I appear to have unintentionally built an "Other artists you might like" function... Let's see if it works with a different group:

In [28]:
# Create the first subset with rows containing any of the specified keywords
subset_with = df[
    df['Tweet'].str.contains('Migos', case=False, na=False)
]

# Create the second subset with rows that do not contain the specified keywords
subset_without = df[
    ~df['Tweet'].str.contains('Migos', case=False, na=False)
]
# Combine the "Tweet" text from each subset into a single string
corpus_9 = " ".join(subset_with["Tweet"].tolist())
corpus_10 = " ".join(subset_without["Tweet"].tolist())

# Run the compare_corpora function on the two corpora
result = compare_corpora(corpus_9, corpus_10, num_words=10, ratio_cutoff=5)

# Print the comparison result
pprint(result)

{'one': {'avg_token_length': 4.0064,
         'lexical_diversity': 0.3792,
         'tokens': 2500,
         'top_words': [('', 684),
                       ('migos', 64),
                       ('katy', 36),
                       ('perry', 36),
                       ('savage', 36),
                       ('https', 34),
                       ('21', 31),
                       ('amp', 22),
                       ('lil', 22),
                       ('logic', 15)],
         'unique_tokens': 948},
 'one_vs_two': OrderedDict([('vert', 1348.9047578947368),
                            ('uzi', 743.7041857142857),
                            ('lamar', 431.2604153846154),
                            ('travis', 374.45245714285716),
                            ('malone', 348.9122455445545),
                            ('kendrick', 251.9723775280899),
                            ('drake', 240.27366),
                            ('cole', 213.57658666666666),
                            ('khalid',

Relatively strong in the "artist suggestion" department. "Uzi" and "Vert" refer to a member of migos. "Lamar" and "kendrick" could refer to popular hip hop artist kendrick lamar. Other possible artist mentions are Travis Scott, Post Malone, Drake, J. Cole, DJ Khalid, and Cardi B. Lets see what one more iteration returns:

In [30]:
# Create the first subset with rows containing any of the specified keywords
subset_with = df[
    df['Tweet'].str.contains('Migos|lamar|travis|malone|kendrick|drake|cole|khalid|cardi', case=False, na=False)
]

# Create the second subset with rows that do not contain the specified keywords
subset_without = df[
    ~df['Tweet'].str.contains('Migos|lamar|travis|malone|kendrick|drake|cole|khalid|cardi', case=False, na=False)
]
# Combine the "Tweet" text from each subset into a single string
corpus_9 = " ".join(subset_with["Tweet"].tolist())
corpus_10 = " ".join(subset_without["Tweet"].tolist())

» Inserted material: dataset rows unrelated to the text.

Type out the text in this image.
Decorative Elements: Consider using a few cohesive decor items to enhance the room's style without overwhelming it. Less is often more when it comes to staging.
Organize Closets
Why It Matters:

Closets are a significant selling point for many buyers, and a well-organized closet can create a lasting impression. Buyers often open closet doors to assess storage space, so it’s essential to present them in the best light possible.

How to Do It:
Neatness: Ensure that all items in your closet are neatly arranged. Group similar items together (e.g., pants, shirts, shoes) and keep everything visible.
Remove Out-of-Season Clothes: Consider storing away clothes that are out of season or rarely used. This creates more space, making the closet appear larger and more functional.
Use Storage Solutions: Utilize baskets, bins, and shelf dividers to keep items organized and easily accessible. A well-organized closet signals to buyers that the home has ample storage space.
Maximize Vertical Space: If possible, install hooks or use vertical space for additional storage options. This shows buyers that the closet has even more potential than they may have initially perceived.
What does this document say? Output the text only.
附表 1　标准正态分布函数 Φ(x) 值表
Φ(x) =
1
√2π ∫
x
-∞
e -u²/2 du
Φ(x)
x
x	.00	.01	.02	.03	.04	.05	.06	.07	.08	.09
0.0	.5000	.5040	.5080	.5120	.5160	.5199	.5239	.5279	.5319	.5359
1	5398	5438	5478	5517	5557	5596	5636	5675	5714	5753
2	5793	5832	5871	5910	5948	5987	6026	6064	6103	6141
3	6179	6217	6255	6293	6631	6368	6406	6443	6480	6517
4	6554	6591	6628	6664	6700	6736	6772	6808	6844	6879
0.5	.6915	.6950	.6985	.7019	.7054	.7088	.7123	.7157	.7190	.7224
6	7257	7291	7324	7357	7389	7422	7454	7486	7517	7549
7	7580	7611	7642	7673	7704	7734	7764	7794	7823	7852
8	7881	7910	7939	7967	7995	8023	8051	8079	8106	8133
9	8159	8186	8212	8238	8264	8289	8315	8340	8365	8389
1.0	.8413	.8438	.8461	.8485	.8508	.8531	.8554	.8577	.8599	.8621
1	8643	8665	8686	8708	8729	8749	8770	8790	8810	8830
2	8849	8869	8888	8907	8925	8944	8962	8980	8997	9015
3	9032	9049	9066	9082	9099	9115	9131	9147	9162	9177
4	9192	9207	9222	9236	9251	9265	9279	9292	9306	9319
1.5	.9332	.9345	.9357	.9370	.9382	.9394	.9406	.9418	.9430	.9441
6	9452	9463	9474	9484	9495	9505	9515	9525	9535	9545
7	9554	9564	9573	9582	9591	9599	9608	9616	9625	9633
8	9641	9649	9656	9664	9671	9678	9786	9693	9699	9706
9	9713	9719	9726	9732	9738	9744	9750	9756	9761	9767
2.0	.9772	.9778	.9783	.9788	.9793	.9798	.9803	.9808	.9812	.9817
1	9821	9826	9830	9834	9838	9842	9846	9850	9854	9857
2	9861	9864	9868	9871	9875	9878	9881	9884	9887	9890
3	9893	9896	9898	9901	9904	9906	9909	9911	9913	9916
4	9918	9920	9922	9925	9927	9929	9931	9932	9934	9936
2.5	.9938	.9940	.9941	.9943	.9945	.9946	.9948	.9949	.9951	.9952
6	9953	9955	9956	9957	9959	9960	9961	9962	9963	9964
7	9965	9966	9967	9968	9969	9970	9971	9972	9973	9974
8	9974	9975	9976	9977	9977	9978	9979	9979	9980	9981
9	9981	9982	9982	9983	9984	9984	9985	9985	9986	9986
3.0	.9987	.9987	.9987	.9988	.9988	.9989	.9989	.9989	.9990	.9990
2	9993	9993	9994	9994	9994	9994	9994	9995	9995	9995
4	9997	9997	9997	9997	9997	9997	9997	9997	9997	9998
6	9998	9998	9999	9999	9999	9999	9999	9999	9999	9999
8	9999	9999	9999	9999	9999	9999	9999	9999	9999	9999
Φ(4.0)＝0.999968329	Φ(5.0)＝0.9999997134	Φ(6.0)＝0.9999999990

# Run the compare_corpora function on the two corpora
result = compare_corpora(corpus_9, corpus_10, num_words=10, ratio_cutoff=5)

# Print the comparison result
pprint(result)

{'one': {'avg_token_length': 5.205376380861178,
         'lexical_diversity': 0.20065665720441875,
         'tokens': 58478,
         'top_words': [('', 11360),
                       ('juul', 709),
                       ('smoking', 569),
                       ('https', 566),
                       ('logic', 462),
                       ('vape', 372),
                       ('katy', 331),
                       ('perry', 321),
                       ('x', 284),
                       ('cigarettes', 283)],
         'unique_tokens': 11734},
 'one_vs_two': OrderedDict([('johnferris62', 761.6133109887479),
                            ('ruth91869132', 646.0112905708129),
                            ('pmatist', 639.2111717226992),
                            ('imbalaska', 639.2111717226992),
                            ('bartbow', 634.67775915729),
                            ('iandjbrown2', 600.6771649167209),
                            ('sander_1954', 600.6771649167209),
               

Not a very strong slate of music suggestions. This iteration appears to return all usernames of people mentioned in tweets involving the artists mentioned above. Variations on the "compare_corpora" functioned outlined here could possibly be used to suggest new artists or identify other users with similar music tastes.